Derivation of FPV cell lines and tumor allografting.
Tumors were rinsed 5 times with Dulbecco's modified Eagle medium (DMEM) containing 10% serum as well as penicillin-streptomycin (pen-strep) and gentamicin. After washing, tumors were minced with a razor blade, scraped into 10 ml of 0.5% trypsin-EDTA, and incubated at 37 degrees for 1 h. At the end of this incubation, tissue fragments were put through a 25-gauge needle several times to further break up cell clumps. Cells were pelleted for 5 min at 800 × g, resuspended in DMEM with 20% serum and the antibiotics listed above, and plated into tissue culture dishes. These cells were considered passage 0 (p0). Cells were allowed to grow to confluence and then were harvested via trypsinization and replated into new dishes. After initial passage, cells were grown in DMEM with 10% serum and pen-strep. Cells were frozen back at various passages (p5, p10, and p15). After p20, cells were considered to be stable cell lines.

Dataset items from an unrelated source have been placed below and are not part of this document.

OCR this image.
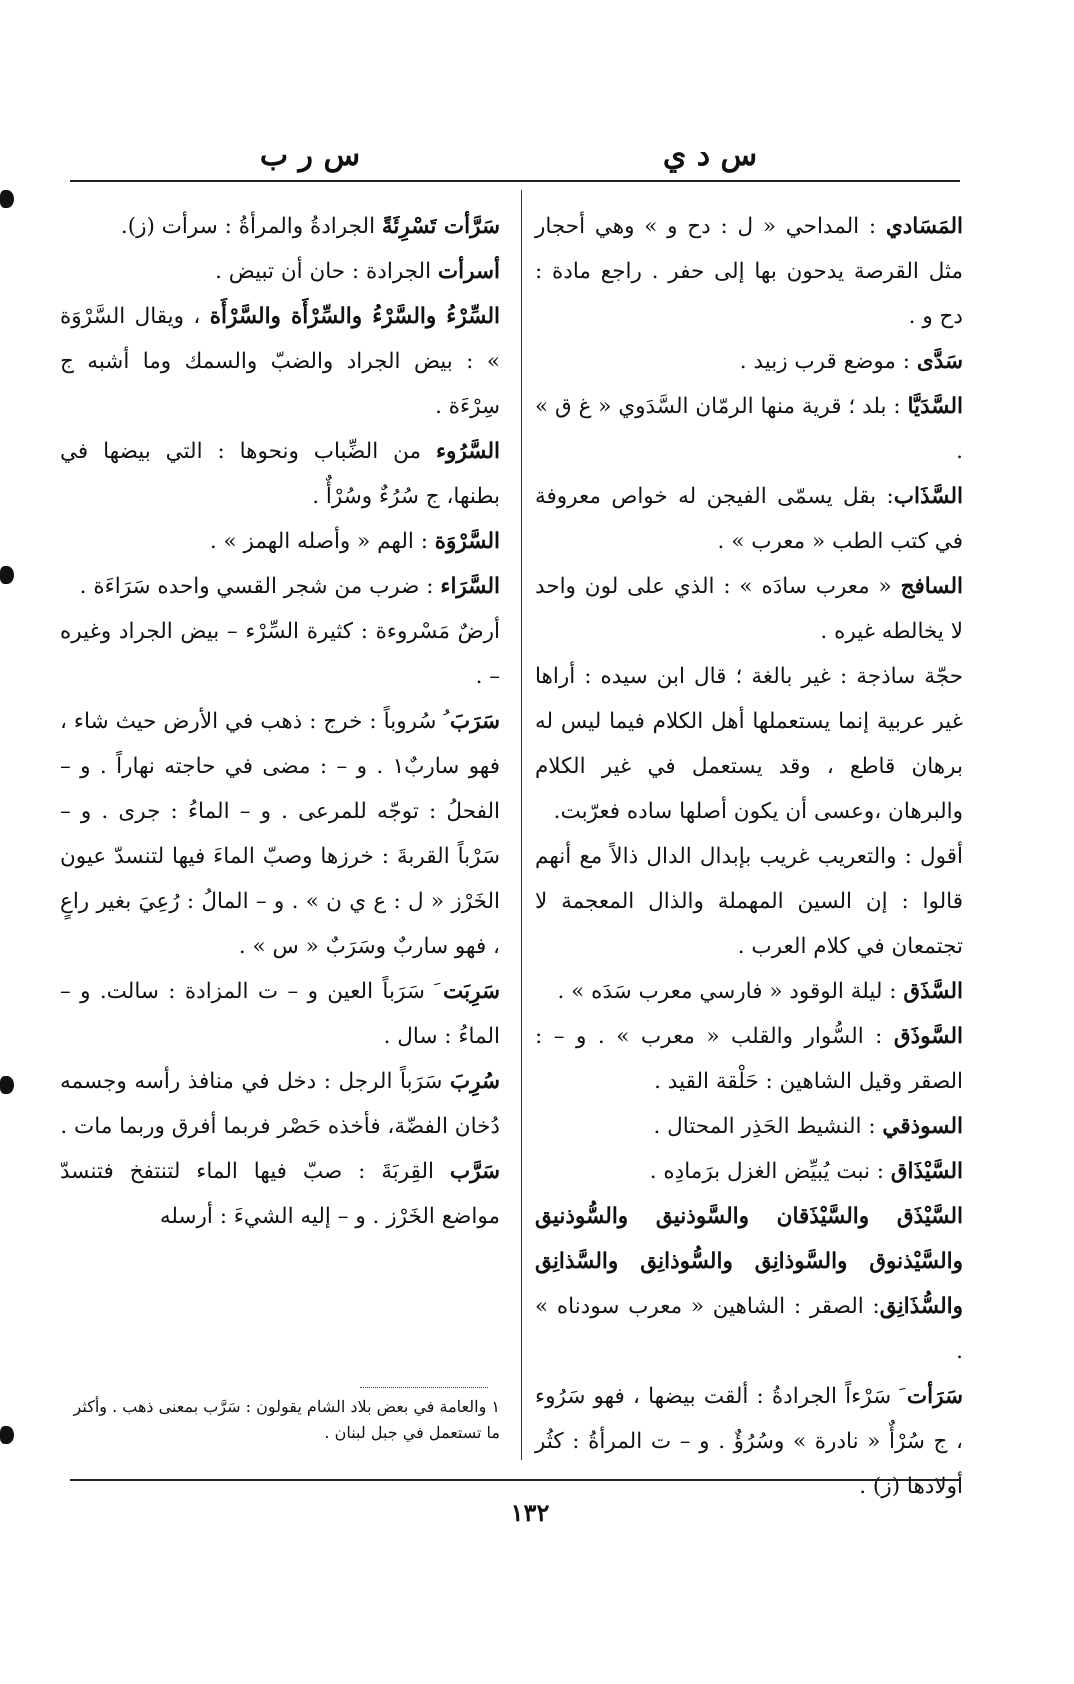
س د ي
س ر ب

المَسَادي : المداحي « ل : دح و » وهي أحجار مثل القرصة يدحون بها إلى حفر . راجع مادة : دح و .

سَدَّى : موضع قرب زبيد .

السَّدَيَّا : بلد ؛ قرية منها الرمّان السَّدَوي « غ ق » .

السَّذَاب: بقل يسمّى الفيجن له خواص معروفة في كتب الطب « معرب » .

السافج « معرب سادَه » : الذي على لون واحد لا يخالطه غيره .

حجّة ساذجة : غير بالغة ؛ قال ابن سيده : أراها غير عربية إنما يستعملها أهل الكلام فيما ليس له برهان قاطع ، وقد يستعمل في غير الكلام والبرهان ،وعسى أن يكون أصلها ساده فعرّبت.

أقول : والتعريب غريب بإبدال الدال ذالاً مع أنهم قالوا : إن السين المهملة والذال المعجمة لا تجتمعان في كلام العرب .

السَّذَق : ليلة الوقود « فارسي معرب سَدَه » .

السَّوذَق : السُّوار والقلب « معرب » . و – : الصقر وقيل الشاهين : حَلْقة القيد .

السوذقي : النشيط الحَذِر المحتال .

السَّيْذَاق : نبت يُبيِّض الغزل برَمادِه .

السَّيْذَق والسَّيْذَقان والسَّوذنيق والسُّوذنيق والسَّيْذنوق والسَّوذانِق والسُّوذانِق والسَّذانِق والسُّذَانِق: الصقر : الشاهين « معرب سودناه » .

سَرَأت َ سَرْءاً الجرادةُ : ألقت بيضها ، فهو سَرُوء ، ج سُرْأٌ « نادرة » وسُرُؤٌ . و – ت المرأةُ : كثُر أولادها (ز) .

سَرَّأت تَسْرِئَةً الجرادةُ والمرأةُ : سرأت (ز).

أسرأت الجرادة : حان أن تبيض .

السِّرْءُ والسَّرْءُ والسِّرْأَة والسَّرْأَة ، ويقال السَّرْوَة » : بيض الجراد والضبّ والسمك وما أشبه ج سِرْءَة .

السَّرُوء من الضِّباب ونحوها : التي بيضها في بطنها، ج سُرُءٌ وسُرْأٌ .

السَّرْوَة : الهم « وأصله الهمز » .

السَّرَاء : ضرب من شجر القسي واحده سَرَاءَة .

أرضٌ مَسْروءة : كثيرة السِّرْء – بيض الجراد وغيره – .

سَرَبَ ُ سُروباً : خرج : ذهب في الأرض حيث شاء ، فهو ساربٌ١ . و – : مضى في حاجته نهاراً . و – الفحلُ : توجّه للمرعى . و – الماءُ : جرى . و – سَرْباً القربةَ : خرزها وصبّ الماءَ فيها لتنسدّ عيون الخَرْز « ل : ع ي ن » . و – المالُ : رُعِيَ بغير راعٍ ، فهو ساربٌ وسَرَبٌ « س » .

سَرِبَت َ سَرَباً العين و – ت المزادة : سالت. و – الماءُ : سال .

سُرِبَ سَرَباً الرجل : دخل في منافذ رأسه وجسمه دُخان الفضّة، فأخذه حَصْر فربما أفرق وربما مات .

سَرَّب القِربَةَ : صبّ فيها الماء لتنتفخ فتنسدّ مواضع الخَرْز . و – إليه الشيءَ : أرسله

١ والعامة في بعض بلاد الشام يقولون : سَرَّب بمعنى ذهب . وأكثر ما تستعمل في جبل لبنان .
١٣٢
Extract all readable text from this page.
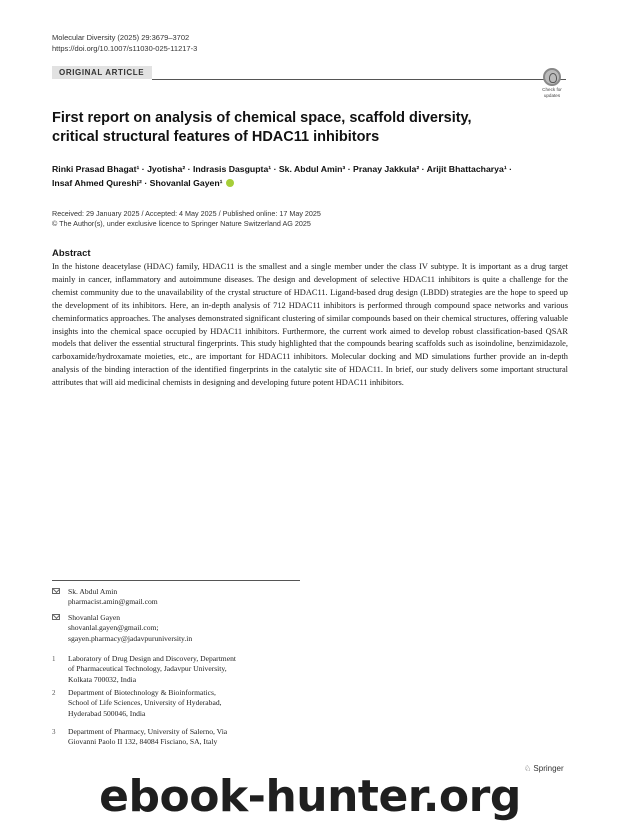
Molecular Diversity (2025) 29:3679–3702
https://doi.org/10.1007/s11030-025-11217-3
ORIGINAL ARTICLE
Check for
updates
First report on analysis of chemical space, scaffold diversity, critical structural features of HDAC11 inhibitors
Rinki Prasad Bhagat¹ · Jyotisha² · Indrasis Dasgupta¹ · Sk. Abdul Amin³ · Pranay Jakkula² · Arijit Bhattacharya¹ ·
Insaf Ahmed Qureshi² · Shovanlal Gayen¹
Received: 29 January 2025 / Accepted: 4 May 2025 / Published online: 17 May 2025
© The Author(s), under exclusive licence to Springer Nature Switzerland AG 2025
Abstract
In the histone deacetylase (HDAC) family, HDAC11 is the smallest and a single member under the class IV subtype. It is important as a drug target mainly in cancer, inflammatory and autoimmune diseases. The design and development of selective HDAC11 inhibitors is quite a challenge for the chemist community due to the unavailability of the crystal structure of HDAC11. Ligand-based drug design (LBDD) strategies are the hope to speed up the development of its inhibitors. Here, an in-depth analysis of 712 HDAC11 inhibitors is performed through compound space networks and various cheminformatics approaches. The analyses demonstrated significant clustering of similar compounds based on their chemical structures, offering valuable insights into the chemical space occupied by HDAC11 inhibitors. Furthermore, the current work aimed to develop robust classification-based QSAR models that deliver the essential structural fingerprints. This study highlighted that the compounds bearing scaffolds such as isoindoline, benzimidazole, carboxamide/hydroxamate moieties, etc., are important for HDAC11 inhibitors. Molecular docking and MD simulations further provide an in-depth analysis of the binding interaction of the identified fingerprints in the catalytic site of HDAC11. In brief, our study delivers some important structural attributes that will aid medicinal chemists in designing and developing future potent HDAC11 inhibitors.
Sk. Abdul Amin
pharmacist.amin@gmail.com
Shovanlal Gayen
shovanlal.gayen@gmail.com;
sgayen.pharmacy@jadavpuruniversity.in
1 Laboratory of Drug Design and Discovery, Department
of Pharmaceutical Technology, Jadavpur University,
Kolkata 700032, India
2 Department of Biotechnology & Bioinformatics,
School of Life Sciences, University of Hyderabad,
Hyderabad 500046, India
3 Department of Pharmacy, University of Salerno, Via
Giovanni Paolo II 132, 84084 Fisciano, SA, Italy
♘ Springer
ebook-hunter.org
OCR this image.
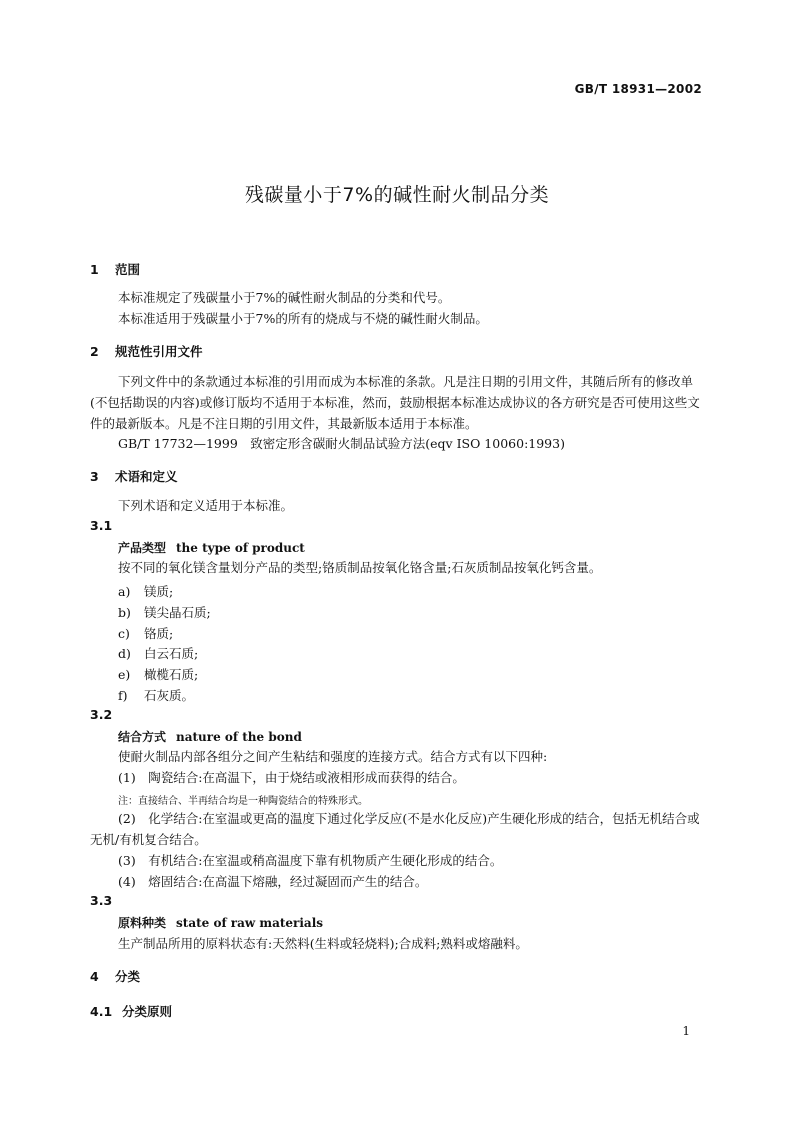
GB/T 18931—2002
残碳量小于7%的碱性耐火制品分类
1 范围
本标准规定了残碳量小于7%的碱性耐火制品的分类和代号。
本标准适用于残碳量小于7%的所有的烧成与不烧的碱性耐火制品。
2 规范性引用文件
下列文件中的条款通过本标准的引用而成为本标准的条款。凡是注日期的引用文件，其随后所有的修改单(不包括勘误的内容)或修订版均不适用于本标准，然而，鼓励根据本标准达成协议的各方研究是否可使用这些文件的最新版本。凡是不注日期的引用文件，其最新版本适用于本标准。
GB/T 17732—1999　致密定形含碳耐火制品试验方法(eqv ISO 10060:1993)
3 术语和定义
下列术语和定义适用于本标准。
3.1
产品类型 the type of product
按不同的氧化镁含量划分产品的类型;铬质制品按氧化铬含量;石灰质制品按氧化钙含量。
a) 镁质;
b) 镁尖晶石质;
c) 铬质;
d) 白云石质;
e) 橄榄石质;
f) 石灰质。
3.2
结合方式 nature of the bond
使耐火制品内部各组分之间产生粘结和强度的连接方式。结合方式有以下四种:
(1)　陶瓷结合:在高温下，由于烧结或液相形成而获得的结合。
注：直接结合、半再结合均是一种陶瓷结合的特殊形式。
(2)　化学结合:在室温或更高的温度下通过化学反应(不是水化反应)产生硬化形成的结合，包括无机结合或无机/有机复合结合。
(3)　有机结合:在室温或稍高温度下靠有机物质产生硬化形成的结合。
(4)　熔固结合:在高温下熔融，经过凝固而产生的结合。
3.3
原料种类 state of raw materials
生产制品所用的原料状态有:天然料(生料或轻烧料);合成料;熟料或熔融料。
4 分类
4.1 分类原则
1
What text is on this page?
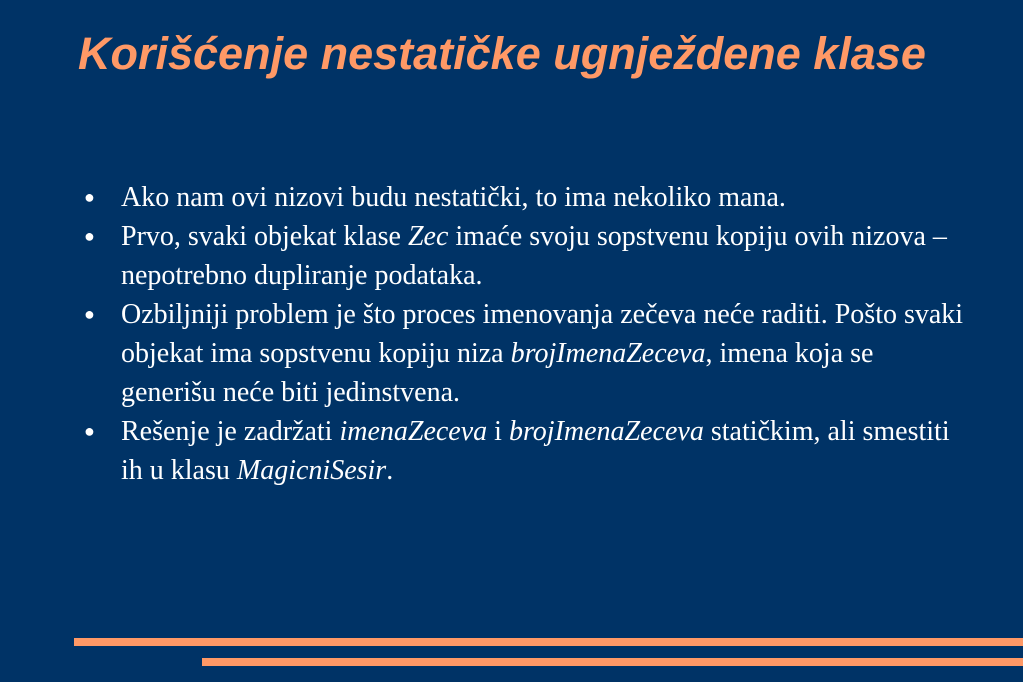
Korišćenje nestatičke ugnježdene klase
● Ako nam ovi nizovi budu nestatički, to ima nekoliko mana.
● Prvo, svaki objekat klase Zec imaće svoju sopstvenu kopiju ovih nizova – nepotrebno dupliranje podataka.
● Ozbiljniji problem je što proces imenovanja zečeva neće raditi. Pošto svaki objekat ima sopstvenu kopiju niza brojImenaZeceva, imena koja se generišu neće biti jedinstvena.
● Rešenje je zadržati imenaZeceva i brojImenaZeceva statičkim, ali smestiti ih u klasu MagicniSesir.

A total of 50 ng of DNA was whole-genome amplified (WGA) using the GenomePlex WGA kit (Sigma). A total of 500 ng each of the amplified control and the tumor DNA was fluorescently labeled with either Cy3 or Cy5 using the genomic DNA ULS labeling kit (Agilent Technologies). The labeled control and tumor DNAs were combined, and mouse Cot-1, hybridization buffer, and blocking agent were added. The hybridization mixture was heated to 95°C for 3 min, followed by incubation at 37°C for 30 min. An Agilent comparative genomic hybridization (CGH) block was then added, and the entire mixture was hybridized to Agilent SurePrint G3 mouse CGH 4×180K microarrays at 65°C for 24 h with rotation. Hybridization was followed by washes using Agilent array CGH (aCGH) commercial wash solutions according to Agilent's aCGH procedures. Arrays were subsequently scanned using the Agilent microarray scanner system, and feature intensity data were extracted from the images using the Agilent feature extraction software.